Cominciamo con i “non ne sa”.
Con qualche eccesso (a noi mediterranei pare tale, almeno) lo sport americano è sempre stato in prima linea (ultimamente) nella difesa dell’essere umano. La NBA in particolare. La NBA celebra e ricorda il Black History Month, il Martin Luther King Day, si mette in opera per invitare gli elettori a votare (e si sa cosa significhi questo negli USA…ma ormai anche in Italia), supporta Black Lives Matter, la parità di genere (anche se la WNBA va malissimo ed è tradita proprio dalle donne, che a vedere le partite vanno pochissimo), combatte ogni forma di razzismo, e si è sempre mostrata sostenitrice della vaccinazione contro il Covid. Per le prossime righe tornerà utile ricordare anche che gli ultimi due Commissioner hanno cognome Stern e Silver, per esempio Itzhak Stern è il nome del contabile / segretario di fiducia di Oskar Schindler.
Ok. In questo panorama pochissime voci si sono rivelate dissonanti. Ricordo il patetico razzista (ex) proprietario dei Clippers, Donald (che sia un caso?) Sterling; e poi l’altrettanto patetico no-vaccinismo di Kyrie Irving, che ha costretto la sua franchigia a giocare prima senza di lui poi avendolo a singhiozzo, lo scorso anno. Di recente Kyrie, quello che dice di non aver bisogno di allenatori, che la terra è piatta e di non essere capito nella sua visione “omnista” del mondo, si è accodato alla schiera dei razzisti nudi e crudi, condividendo e difendendo sui social un documentario complottista-razzista. Uno di quelli che propugnano l’idea del complotto giudaico, stessa ignobile fobia di Hitler e di altri a noi più vicini. Tornando ai cognomi di cui sopra, non poteva passare sotto silenzio l’assenza di scuse di Irving. Adam Silver lo ha convocato per un “chiarimento”. Immediatamente dopo, i Nets lo hanno sospeso, per minimo 5 gare.
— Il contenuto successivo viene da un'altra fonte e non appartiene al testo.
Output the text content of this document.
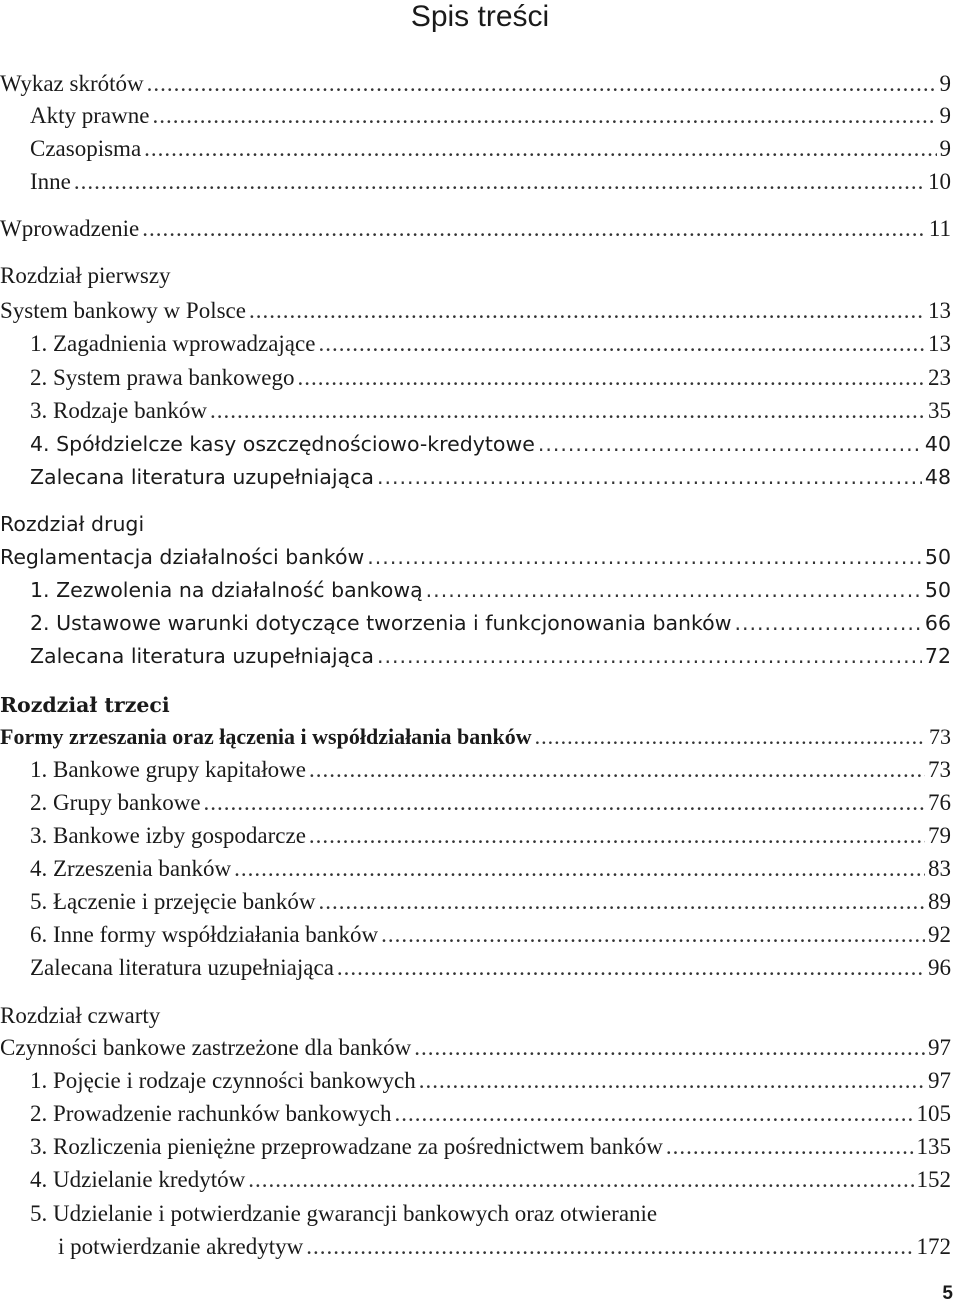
Spis treści
Wykaz skrótów .....	9
Akty prawne .....	9
Czasopisma .....	9
Inne .....	10
Wprowadzenie .....	11
Rozdział pierwszy
System bankowy w Polsce .....	13
1. Zagadnienia wprowadzające .....	13
2. System prawa bankowego .....	23
3. Rodzaje banków .....	35
4. Spółdzielcze kasy oszczędnościowo-kredytowe .....	40
Zalecana literatura uzupełniająca .....	48
Rozdział drugi
Reglamentacja działalności banków .....	50
1. Zezwolenia na działalność bankową .....	50
2. Ustawowe warunki dotyczące tworzenia i funkcjonowania banków .....	66
Zalecana literatura uzupełniająca .....	72
Rozdział trzeci
Formy zrzeszania oraz łączenia i współdziałania banków .....	73
1. Bankowe grupy kapitałowe .....	73
2. Grupy bankowe .....	76
3. Bankowe izby gospodarcze .....	79
4. Zrzeszenia banków .....	83
5. Łączenie i przejęcie banków .....	89
6. Inne formy współdziałania banków .....	92
Zalecana literatura uzupełniająca .....	96
Rozdział czwarty
Czynności bankowe zastrzeżone dla banków .....	97
1. Pojęcie i rodzaje czynności bankowych .....	97
2. Prowadzenie rachunków bankowych .....	105
3. Rozliczenia pieniężne przeprowadzane za pośrednictwem banków .....	135
4. Udzielanie kredytów .....	152
5. Udzielanie i potwierdzanie gwarancji bankowych oraz otwieranie
i potwierdzanie akredytyw .....	172
5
Tornando al basket sulle tavole, oggi inizia un trip che coinvolgerà 5 squadre: al momento destini e bilanci diversi anche se tutti positivi, l’elemento che le accomuna è essere composte da gente che, alcuni Campioni altri no, sa come si gioca a basket. Sono formazioni ben allenate e capaci di eseguire un preciso piano. Le individueremo grazie alle figure di uno o più giocatori. Si comincia da OKC. La scelta del giocatore è semplice: Shai Gigleous-Alexander. Chi mi segue da più tempo (su Baskettiamo.com e su Pentole&Canestri) sa che criticai il sacrificio di SGA per ottenere Paul George. Allora poteva anche sembrare sensato, perché PG13 era ancora considerato un Primo Livello mentre l’altro aveva fatto solo una bella stagione da rookie. Ma chi guarda sa (cfr. Trouble with the curve, Clint Eastwood + Amy Adams + Justin Timberlake), e SGA aveva tutto del predestinato, oltre a rappresentare fisicamente il tipo della pg del futuro che sta arrivando nella NBA (198 x 83). Appena nominato Giocatore della Settimana della Western Conference, è il motivo principale della stagione finora al 50% dei Thunder. Ha qualche problema con le triple (34.8% in carriera) ma ha infilato da centrocampo già 3 game-winner in 250 gare nella NBA. Non è MAI sceso sotto al 50% da 2, e MAI sotto al 45% totale dal campo; sta recuperando 2.5 palloni/gara, segna 32 di media tirando 22 volte/gara con il 54.5%; aggiungete il 98.1% dalla lunetta su più di 7 liberi/gara, quasi 5 rebs, quasi 7 ass, più di 1 stoppata/gara. Lu Dort e Josh Giddey danno una bella mano a Gilgeous-Alexander, ma davvero la colonna portante di tutto è il Canadese. Questo è il primo anno, da quando è arrivato a OKC, che la franchigia vorrà cominciare a vincere qualcosa, passaggio imprescindibile per allevare bene tutti i giovani accumulati nei tre anni di rebuilding: SGA non gioca più “gratis” da quest’anno e sta producendo, finora, il suo miglior inizio di stagione. Lui è un predestinato, credeteci, e i Thunder sono a un paio di buoni giocatori, un centro e una pf, dall’avere una formazione in grado di arrivare profonda nella post-season.